[LTER-im] measurmentScale/precision - what definition? how tohandle?

Mon Aug 4 07:47:42 PDT 2003

Peter, others,

regarding the previous comment...

> However we go, its obivous that we need to re write the definiation of
> precision since, as David points out, its doesnt define the term
> precision. - is it significant digits or an iterval? and does that
> refer only to the mimumum reported digit or interval or is it a
> statement of accuracy?

I agree.  We need to rewrite the definition.  It is interval, not
significant digits, because significant digits is just a special case of
interval, and we need to stay general.  It is not a statement of
accuracy OR statistically qualified "precision", because there is no
universally-received definitions for these things, and no way to attach
a custom definition to the precision element.  

Tim

P.S.  This doesn't solve Barbara's two-fish-scales problem.  Alas!  I
fear it is unsolvable.  Perhaps she should just report the worst of the
two relevant precisions, or split the table.  

> 
> 
> 
> Peter McCartney (peter.mccartney at asu.edu)
> Center for Environmental-Studies
> Arizona State University
> 
> 
>      -----Original Message-----
>      From: Wade Sheldon [mailto:sheldon at uga.edu]
>      Sent: Friday, August 01, 2003 7:11 AM
>      To: dblankman at lternet.edu; Matt Jones
>      Cc: im at lternet.edu; eml-dev at ecoinformatics.org
>      Subject: Re: [LTER-im] measurmentScale/precision - what
>      definition? how to handle?
> 
>      David and all,
> 
>      This is an important point to nail down, because it has
>      bearings on both statistical analysis and display of data
>      set values by eml-savvy software (i.e. when the data are
>      stored in an RDBMS field or program variable using a single
>      or double-precision floating point storage type that
>      supports arbitrary scale and precision).
> 
>      In my experience, most researchers use "precision" to
>      reflect the number of significant decimal places to display
>      based on the stated or perceived accuracy of the analytical
>      procedure, or instrument readability if that information is
>      not known.

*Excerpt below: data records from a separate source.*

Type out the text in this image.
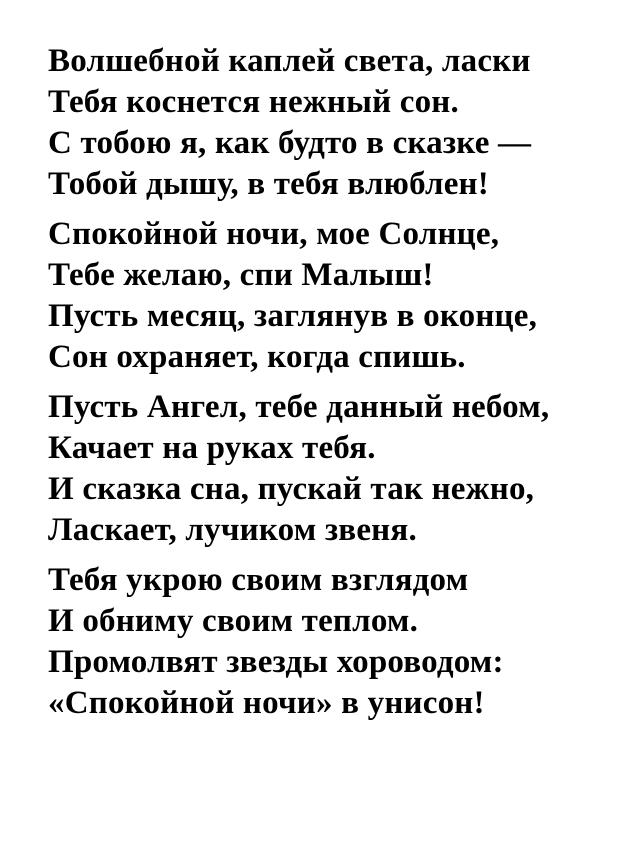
Волшебной каплей света, ласки
Тебя коснется нежный сон.
С тобою я, как будто в сказке —
Тобой дышу, в тебя влюблен!
Спокойной ночи, мое Солнце,
Тебе желаю, спи Малыш!
Пусть месяц, заглянув в оконце,
Сон охраняет, когда спишь.
Пусть Ангел, тебе данный небом,
Качает на руках тебя.
И сказка сна, пускай так нежно,
Ласкает, лучиком звеня.
Тебя укрою своим взглядом
И обниму своим теплом.
Промолвят звезды хороводом:
«Спокойной ночи» в унисон!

In other words this is used as a surrogate
>      for significant digits, which is generally a more accurate
>      way of conveying this information but poorly supported in
>      most computational software (i.e. without resorting to
>      scientific notation).
> 
>      When I read the eml spec I interpreted "precision" to
>      be what I more commonly see described as "accuracy", or the
>      smallest difference between two measurements that can be
>      resolved using the stated analytical method. This is closely
>      related to the significant digits concept but allows values
>      that are not even powers of 10 (e.g. .005).
> 
>      At GCE we store precision information for all numerical
>      attributes in data sets as integers indicating the number of
>      significant decimal points to display (i.e. our approach is
>      most consistent with your mathematics definition below).
>      This value is based on the accuracy/readability reported by
>      the investigators on metadata forms, or is determined by
>      instrument specifications or value inspection if the
>      investigator didn't provide the information and couldn't be
>      contacted. For data that span many orders of magnitude (e.g.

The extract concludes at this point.